Elle en a gardé une photo où le président lui parle, qui figurera dans son livre qu’elle prépare sur le village. Cette photo a refait surface en 2005 quand Valéry Giscard d’Estaing a organisé une réunion pour informer la population de son projet de rachat. "Je vous dédicacerai la photo", avait-il alors confié. Projet resté lettre morte. Oser approcher, parler comme demander une faveur à un président, est compliqué.

"Il était sympathique, agréable et voulait être près du peuple, il avait envie de parler dans la rue, mais la fonction impressionnait les gens. Il avait toujours une cour autour de lui", dit en ce sens Gérard Vayrou, ancien conseiller municipal et membre de l’association des Amis du château d’Estaing. "Des gens charmants, simple et avenant" sont les mots qui viennent à l’esprit de Marie-José Romieu, veuve de Léon Romieu, maire du village lors de la vente du château au président pour qualifier le couple qu’il formait avec Anne-Aymone. Pour l’ancien maire Jean Pradalier : "Il avait à la fois de l’estime à l’égard de la population et de la distance que requiert sa fonction". Et d’ajouter : "Il était venu inaugurer le quai de l’Amiral, il avait des connaissances historiques et une culture exceptionnelle, une hauteur de vie, c’était un plaisir de l’écouter."

"C’était sa danseuse, il y a laissé des plumes.Le déficit est remboursé par la Fondation qu’il a mise sur pied pour ne pas que ses enfants paient la succession"

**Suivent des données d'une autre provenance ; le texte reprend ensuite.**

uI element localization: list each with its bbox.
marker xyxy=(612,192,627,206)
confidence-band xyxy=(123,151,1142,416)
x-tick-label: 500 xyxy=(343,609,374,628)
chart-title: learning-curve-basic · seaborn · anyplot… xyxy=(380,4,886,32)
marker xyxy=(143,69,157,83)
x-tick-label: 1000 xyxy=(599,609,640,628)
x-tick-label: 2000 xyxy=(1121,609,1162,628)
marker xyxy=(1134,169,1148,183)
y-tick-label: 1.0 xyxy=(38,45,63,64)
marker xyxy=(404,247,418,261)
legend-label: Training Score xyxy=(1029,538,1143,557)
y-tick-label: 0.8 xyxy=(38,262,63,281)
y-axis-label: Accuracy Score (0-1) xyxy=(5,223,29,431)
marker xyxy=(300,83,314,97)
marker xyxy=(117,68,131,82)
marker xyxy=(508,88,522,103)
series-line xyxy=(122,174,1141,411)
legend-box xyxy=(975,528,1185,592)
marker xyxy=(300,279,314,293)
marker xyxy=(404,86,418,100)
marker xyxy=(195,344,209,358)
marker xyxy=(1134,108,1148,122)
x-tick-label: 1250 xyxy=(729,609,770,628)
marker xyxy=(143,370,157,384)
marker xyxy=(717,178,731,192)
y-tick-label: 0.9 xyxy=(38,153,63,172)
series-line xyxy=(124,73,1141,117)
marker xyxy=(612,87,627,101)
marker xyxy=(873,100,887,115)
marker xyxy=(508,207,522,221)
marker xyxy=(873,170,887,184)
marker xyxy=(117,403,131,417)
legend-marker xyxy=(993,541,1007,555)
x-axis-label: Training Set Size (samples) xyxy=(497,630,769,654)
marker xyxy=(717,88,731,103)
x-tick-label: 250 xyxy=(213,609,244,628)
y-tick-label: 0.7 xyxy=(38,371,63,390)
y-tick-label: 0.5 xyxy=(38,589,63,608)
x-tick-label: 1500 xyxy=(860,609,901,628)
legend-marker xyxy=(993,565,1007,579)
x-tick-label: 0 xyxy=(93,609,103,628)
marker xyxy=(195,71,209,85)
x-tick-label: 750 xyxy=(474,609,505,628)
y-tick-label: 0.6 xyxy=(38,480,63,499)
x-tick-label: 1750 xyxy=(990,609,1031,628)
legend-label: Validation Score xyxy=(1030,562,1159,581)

Une mémoire vivante comme l’est devenu aujourd’hui son château. À tout prix. Le château d’Estaing est devenu au fil du temps sa (ré) création.  "C’était sa danseuse, il y a laissé des plumes.Le déficit est remboursé par la Fondation qu’il a mise sur pied pour ne pas que ses enfants paient la succession car ils n’étaient pas chauds", confie Gérard Vayrou qui était présent lors de l’achat du château par VGE le 19 avril 2005 à Paris.

Et d’ajouter : "Pour faire face au déficit, il demandait chaque année à augmenter le prix d’entrée. Jacinte, sa fille cadette qui a aussi disparu, était de mon avis et lui répondait : ce n’est pas Versailles quand même !" Le couple présidentiel s’est rendu à plusieurs reprises prendre l’apéritif chez les Vayrou. "Il me demandait si Anne-Aymone, aussi adorable, pouvait venir pour voir la procession de la Saint-Fleuret sur le balcon."

Enterré dans le Loir-et-Cher

Valéry Giscard d’Estaing aurait aimé vivre simplement. Pas aisé quand on a été président. Avec le temps, les mauvais moments s’oublient. Estaing était sa bulle de respiration. C’est à Authon, dans le Loir-et-Cher, où a grandi la famille de Giscard d’Estaing, non loin de Tours où il fut hospitalisé le 15 novembre dernier qu’il sera enterré. Sur un terrain acquis en 2012 jouxtant le cimetière du village, dans un mausolée devenu lieu funéraire pour y rejoindre sa fille cadette Jacinte, à l’âge de 94 ans.